I’m not so worried about the divorce angles as LB’s buddy and ex didn’t seem to have assets and she was the one who fled. But it could still be another complicating, troubling factor.
I’m more worried about “one guy wanting out” scenario and how our parents are getting dragged into this in terms of the downpayment and I would assume co-signing (neither LB nor buddy have much credit history methinks).
I have little idea what is going on in LB’s head these days and I’m quite frankly afraid to ask. The more details I hear from Mom – who is quite rightly upset about the pressure – the more angry I get. Why the urgency? I would be surprised, though, if he was thinking decades down the road.

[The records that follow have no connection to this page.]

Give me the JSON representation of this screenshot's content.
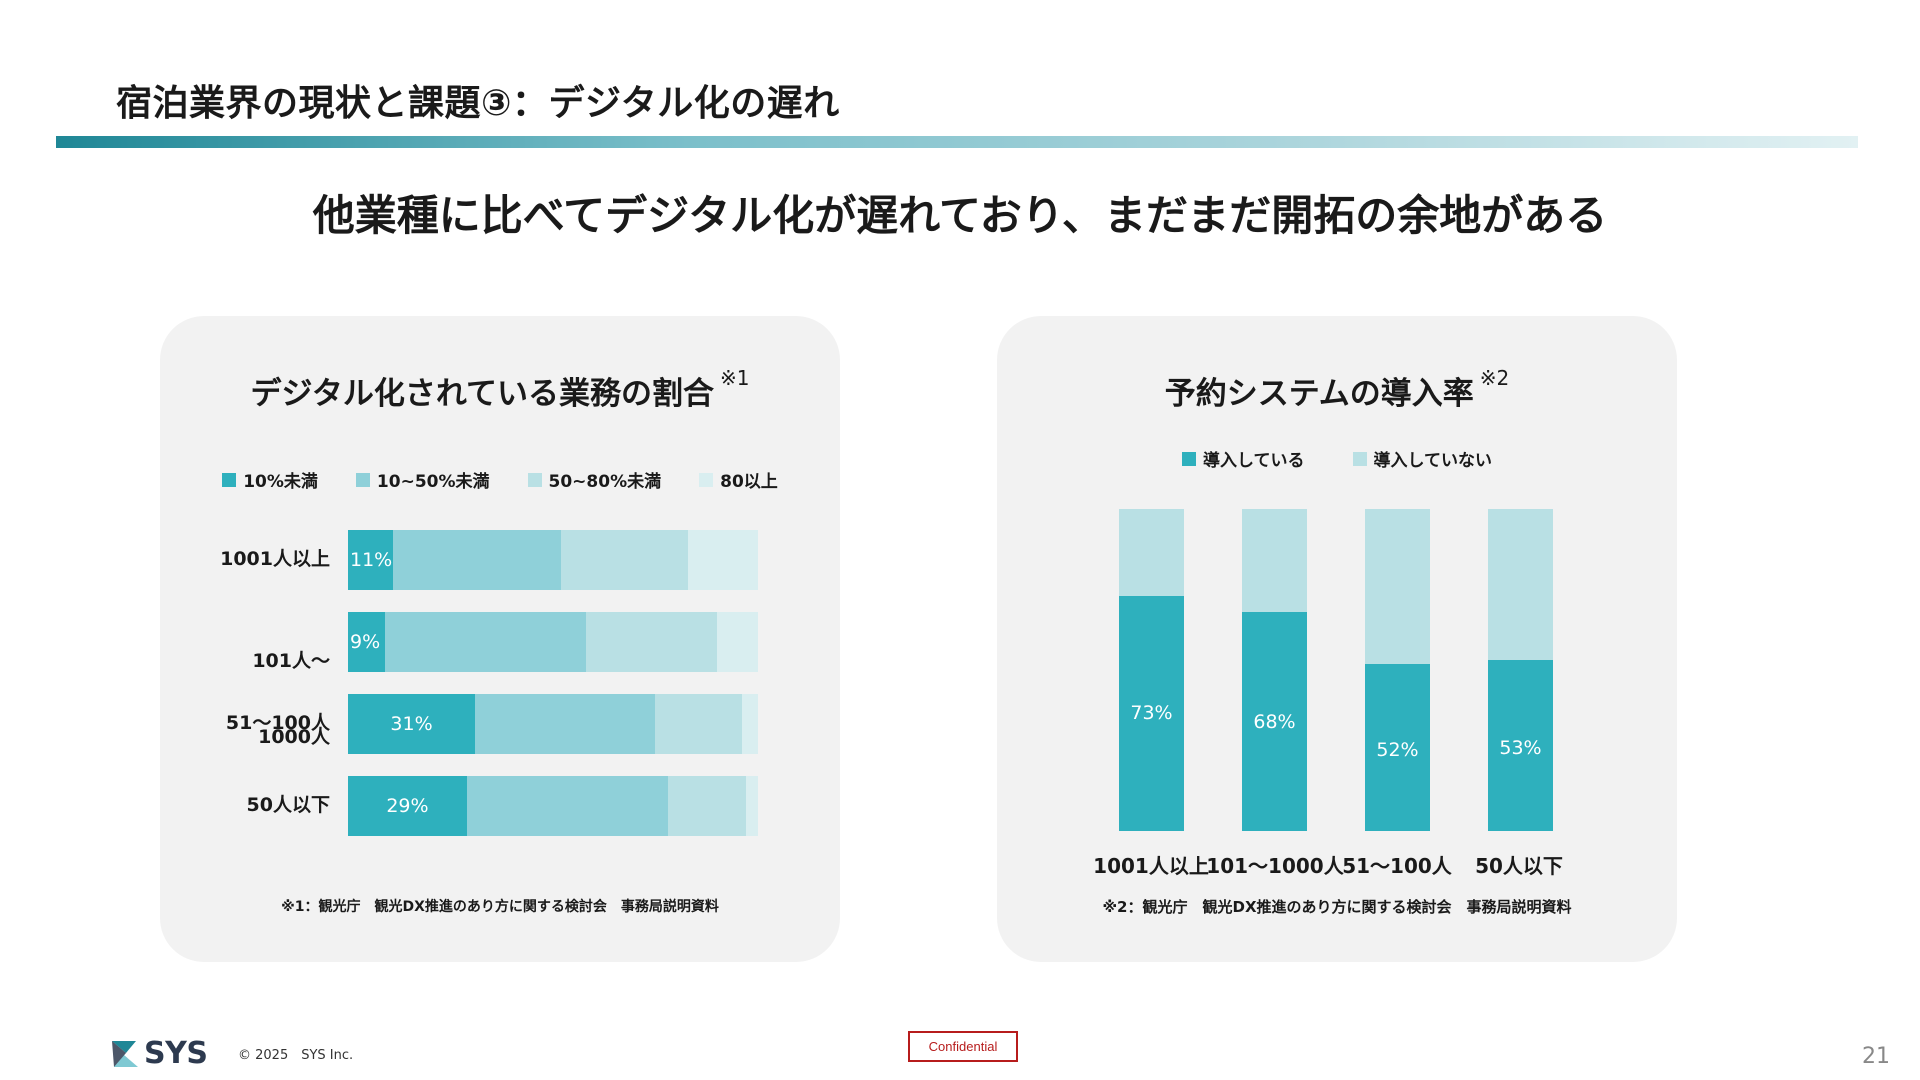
{
  "slide": {
    "title": "宿泊業界の現状と課題③：デジタル化の遅れ",
    "headline": "他業種に比べてデジタル化が遅れており、まだまだ開拓の余地がある",
    "brand": "SYS",
    "copyright": "© 2025　SYS Inc.",
    "confidential": "Confidential",
    "page_number": "21"
  },
  "colors": {
    "teal_dark": "#2eb0bd",
    "teal_mid": "#8fd0d9",
    "teal_light": "#b9e0e4",
    "teal_pale": "#d9eef0",
    "accent": "#1f8796"
  },
  "chart_data": [
    {
      "type": "bar",
      "orientation": "horizontal",
      "stacked": true,
      "title": "デジタル化されている業務の割合",
      "note_mark": "※1",
      "categories": [
        "1001人以上",
        "101人〜1000人",
        "51〜100人",
        "50人以下"
      ],
      "series": [
        {
          "name": "10%未満",
          "color": "#2eb0bd",
          "values": [
            11,
            9,
            31,
            29
          ],
          "labels": [
            "11%",
            "9%",
            "31%",
            "29%"
          ]
        },
        {
          "name": "10~50%未満",
          "color": "#8fd0d9",
          "values": [
            41,
            49,
            44,
            49
          ]
        },
        {
          "name": "50~80%未満",
          "color": "#b9e0e4",
          "values": [
            31,
            32,
            21,
            19
          ]
        },
        {
          "name": "80以上",
          "color": "#d9eef0",
          "values": [
            17,
            10,
            4,
            3
          ]
        }
      ],
      "xlim": [
        0,
        100
      ],
      "legend": "top",
      "source": "※1：観光庁　観光DX推進のあり方に関する検討会　事務局説明資料"
    },
    {
      "type": "bar",
      "orientation": "vertical",
      "stacked": true,
      "title": "予約システムの導入率",
      "note_mark": "※2",
      "categories": [
        "1001人以上",
        "101〜1000人",
        "51〜100人",
        "50人以下"
      ],
      "series": [
        {
          "name": "導入している",
          "color": "#2eb0bd",
          "values": [
            73,
            68,
            52,
            53
          ],
          "labels": [
            "73%",
            "68%",
            "52%",
            "53%"
          ]
        },
        {
          "name": "導入していない",
          "color": "#b9e0e4",
          "values": [
            27,
            32,
            48,
            47
          ]
        }
      ],
      "ylim": [
        0,
        100
      ],
      "legend": "top",
      "source": "※2：観光庁　観光DX推進のあり方に関する検討会　事務局説明資料"
    }
  ]
}
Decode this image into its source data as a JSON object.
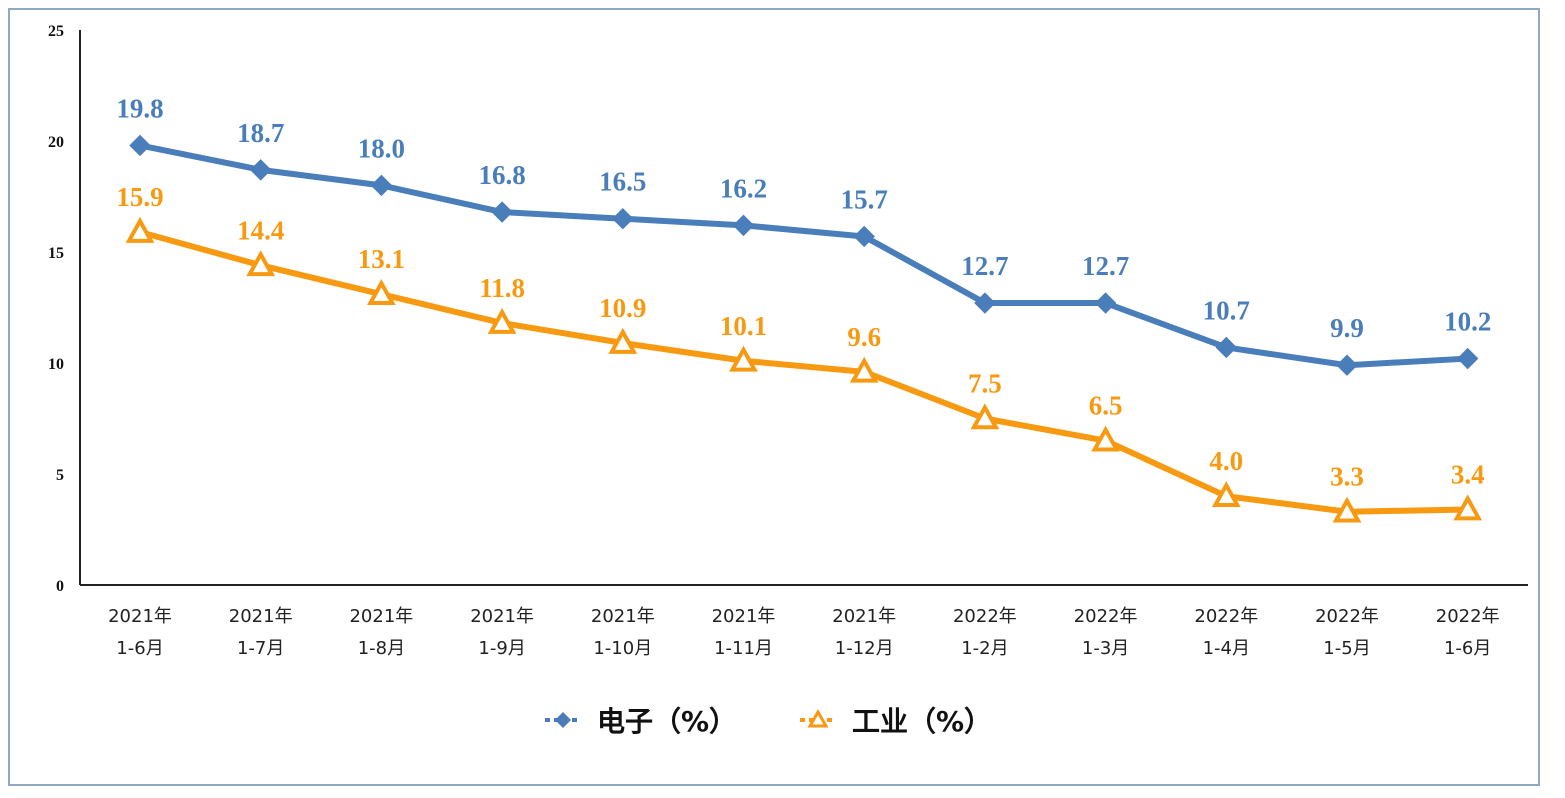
{
  "chart_data": {
    "type": "line",
    "categories": [
      [
        "2021年",
        "1-6月"
      ],
      [
        "2021年",
        "1-7月"
      ],
      [
        "2021年",
        "1-8月"
      ],
      [
        "2021年",
        "1-9月"
      ],
      [
        "2021年",
        "1-10月"
      ],
      [
        "2021年",
        "1-11月"
      ],
      [
        "2021年",
        "1-12月"
      ],
      [
        "2022年",
        "1-2月"
      ],
      [
        "2022年",
        "1-3月"
      ],
      [
        "2022年",
        "1-4月"
      ],
      [
        "2022年",
        "1-5月"
      ],
      [
        "2022年",
        "1-6月"
      ]
    ],
    "series": [
      {
        "name": "电子（%）",
        "color": "#4a7ebb",
        "marker": "diamond",
        "values": [
          19.8,
          18.7,
          18.0,
          16.8,
          16.5,
          16.2,
          15.7,
          12.7,
          12.7,
          10.7,
          9.9,
          10.2
        ],
        "labels": [
          "19.8",
          "18.7",
          "18.0",
          "16.8",
          "16.5",
          "16.2",
          "15.7",
          "12.7",
          "12.7",
          "10.7",
          "9.9",
          "10.2"
        ]
      },
      {
        "name": "工业（%）",
        "color": "#f79a11",
        "marker": "triangle",
        "values": [
          15.9,
          14.4,
          13.1,
          11.8,
          10.9,
          10.1,
          9.6,
          7.5,
          6.5,
          4.0,
          3.3,
          3.4
        ],
        "labels": [
          "15.9",
          "14.4",
          "13.1",
          "11.8",
          "10.9",
          "10.1",
          "9.6",
          "7.5",
          "6.5",
          "4.0",
          "3.3",
          "3.4"
        ]
      }
    ],
    "ylim": [
      0,
      25
    ],
    "yticks": [
      "0",
      "5",
      "10",
      "15",
      "20",
      "25"
    ],
    "grid": false,
    "legend_position": "bottom-center"
  }
}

If I could put a bearish spin on this, the market is down to guy’s like my LB and his buddy. Bullish spin would be there are still people out there caught in the frenzy, even LB who is not totally ignorant what’s going on in the US.
Just print out those articles about Chilliwack homes coming down 30% and White Rock prices down 4% and say it could be spreading.
I take it your LB has never lived out on his own before and has no idea about money management, if you say he doesn’t have any savings of his own. Your parents will not be helping him to learn to stand on his own two feet financially, if he contributes no money of his own towards the downpayment. If your parents want to help him out, then they should say, you save X amount on your own first and when you do we will give you X amount.